EARLY MEDIEVAL
PHILOSOPHY II
Abelard and Héloïse
Abelard is unusual in the history of philosophy as being also one the world’s most famous lovers, even if he was tragically forced into the celibacy which is more typical of great philosophers, whether medieval or modern. (Anthony Kenny An Illustrated Brief History of Western Phılosophy, Blackwell Publishing 2006 p.135)
Abelard’s importance as a philosopher is due above all to his contribution to logic and the philosophy of language. Logic, when he began his teaching career, was studied in the West mainly from Aristotle’s Categories and On Interpretation, plus Porphyry’s introduction and some works of Cicero and Boethius. (Anthony Kenny An Illustrated Brief History of Western Phılosophy, Blackwell Publishing 2006 p.135)
Abelard was an innovator in ethics no less than in logic. He was the first medieval writer to give a treatise the title Ethics, and unlike his medieval successors he did not have
Aristotle’s Ethics to take as a starting point. But here his innovations were less happy.
Abelard objected to the common teaching that killing people or committing adultery was wrong. What is wrong, he said, is not the action, but the state of mind in which it is done. It is incorrect, however, to say that what matters is a persons’s will, if by ‘will’ we mean a desire for something for its own sake. (Anthony Kenny An Illustrated Brief History of Western Phılosophy, Blackwell Publishing 2006 p.137)
Averroes
The other significant philosophers of the age were the Arab Averroes and the Jew Maimonides. Both of them were natives of Cordoba in Muslim
Spain, then the foremost centre of artistic and literary culture in the whole of Europe. (Anthony Kenny An Illustrated Brief History of Western
Phılosophy, Blackwell Publishing 2006 p.139)
Averroes’ importance on the history of philosophy derives from his
commentaries on Aristotle (see Plate 8). These came in three sizes: short, intermediate, and long. For some of Aristotle’s works all three
commentaries are extant, for some two, and for some only one; some survive in the original Arabic, some in translations into Hebrew and Latin.
(Anthony Kenny An Illustrated Brief History of Western Phılosophy,
Blackwell Publishing 2006 p.139)
Maimonides
Maimonides wrote copiously, in both Hebrew and Arabic, on rabbinic law and on
medicine, but as a philosopher he is known for his book The Guide for the Perplexed, which was designed to reconcile the apparent contradictions between philosophy and religion which troubled believers. (Anthony Kenny An Illustrated Brief History of
Western Phılosophy, Blackwell Publishing 2006 p.141.)

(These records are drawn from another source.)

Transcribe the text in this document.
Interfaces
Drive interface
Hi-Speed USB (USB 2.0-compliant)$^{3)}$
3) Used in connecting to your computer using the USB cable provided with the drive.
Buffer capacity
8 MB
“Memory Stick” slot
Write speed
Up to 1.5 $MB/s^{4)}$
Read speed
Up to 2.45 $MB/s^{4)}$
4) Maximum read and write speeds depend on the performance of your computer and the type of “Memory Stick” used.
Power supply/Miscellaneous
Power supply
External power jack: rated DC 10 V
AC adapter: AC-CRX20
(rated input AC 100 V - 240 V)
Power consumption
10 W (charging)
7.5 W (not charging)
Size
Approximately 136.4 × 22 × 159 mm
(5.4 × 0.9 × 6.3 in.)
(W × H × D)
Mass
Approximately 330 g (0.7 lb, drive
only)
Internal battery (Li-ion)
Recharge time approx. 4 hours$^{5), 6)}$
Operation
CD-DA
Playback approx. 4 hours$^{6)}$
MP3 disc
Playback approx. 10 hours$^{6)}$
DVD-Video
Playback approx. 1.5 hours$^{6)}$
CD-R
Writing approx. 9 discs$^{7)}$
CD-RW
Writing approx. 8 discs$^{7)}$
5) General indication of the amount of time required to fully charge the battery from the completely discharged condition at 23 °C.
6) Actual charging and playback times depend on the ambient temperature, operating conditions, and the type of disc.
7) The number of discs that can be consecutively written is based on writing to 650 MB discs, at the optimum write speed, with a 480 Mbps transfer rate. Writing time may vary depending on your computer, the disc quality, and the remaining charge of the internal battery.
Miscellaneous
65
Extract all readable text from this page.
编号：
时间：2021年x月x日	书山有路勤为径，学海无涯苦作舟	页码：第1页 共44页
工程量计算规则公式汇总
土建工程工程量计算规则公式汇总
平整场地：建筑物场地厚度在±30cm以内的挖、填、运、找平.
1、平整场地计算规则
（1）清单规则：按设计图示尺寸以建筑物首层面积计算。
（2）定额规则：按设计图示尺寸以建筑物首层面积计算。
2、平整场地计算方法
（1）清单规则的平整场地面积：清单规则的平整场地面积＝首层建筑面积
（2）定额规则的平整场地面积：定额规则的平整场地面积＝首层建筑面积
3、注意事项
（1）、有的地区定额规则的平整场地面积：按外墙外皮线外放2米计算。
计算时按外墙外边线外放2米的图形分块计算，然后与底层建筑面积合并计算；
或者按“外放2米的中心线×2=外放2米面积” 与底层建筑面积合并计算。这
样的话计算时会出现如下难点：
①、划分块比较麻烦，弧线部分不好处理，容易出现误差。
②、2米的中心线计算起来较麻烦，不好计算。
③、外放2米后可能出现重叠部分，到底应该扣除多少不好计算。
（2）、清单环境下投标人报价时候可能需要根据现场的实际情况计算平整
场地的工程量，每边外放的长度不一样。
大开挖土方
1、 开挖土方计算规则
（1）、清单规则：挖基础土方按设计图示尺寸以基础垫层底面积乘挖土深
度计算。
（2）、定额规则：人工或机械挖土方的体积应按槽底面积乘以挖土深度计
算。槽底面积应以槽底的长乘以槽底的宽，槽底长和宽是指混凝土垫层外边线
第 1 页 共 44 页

Maimonides’ account of the structure and operation of the natural world was indeed taken largely from Aristotle, ‘the summit of human intelligence’. But as a believer in the Jewish doctrine that the world was created within time to fulfil a divine purpose, he rejected the Aristotelian conception of an eternal universe with fixed and
necessary species. It is disgraceful to think, he says, that God could not lengthen the wing of a fly. (Anthony Kenny An Illustrated Brief History of Western Phılosophy,
Blackwell Publishing 2006 p.142.)
The aim of life, for Maimonides, is to know, love, and imitate God. Both the prophet and the philosopher can come to the knowledge of whatever can be known about God, but the prophet can do so more swiftly and surely. (Anthony Kenny An Illustrated Brief History of Western Phılosophy, Blackwell Publishing 2006 p.142.)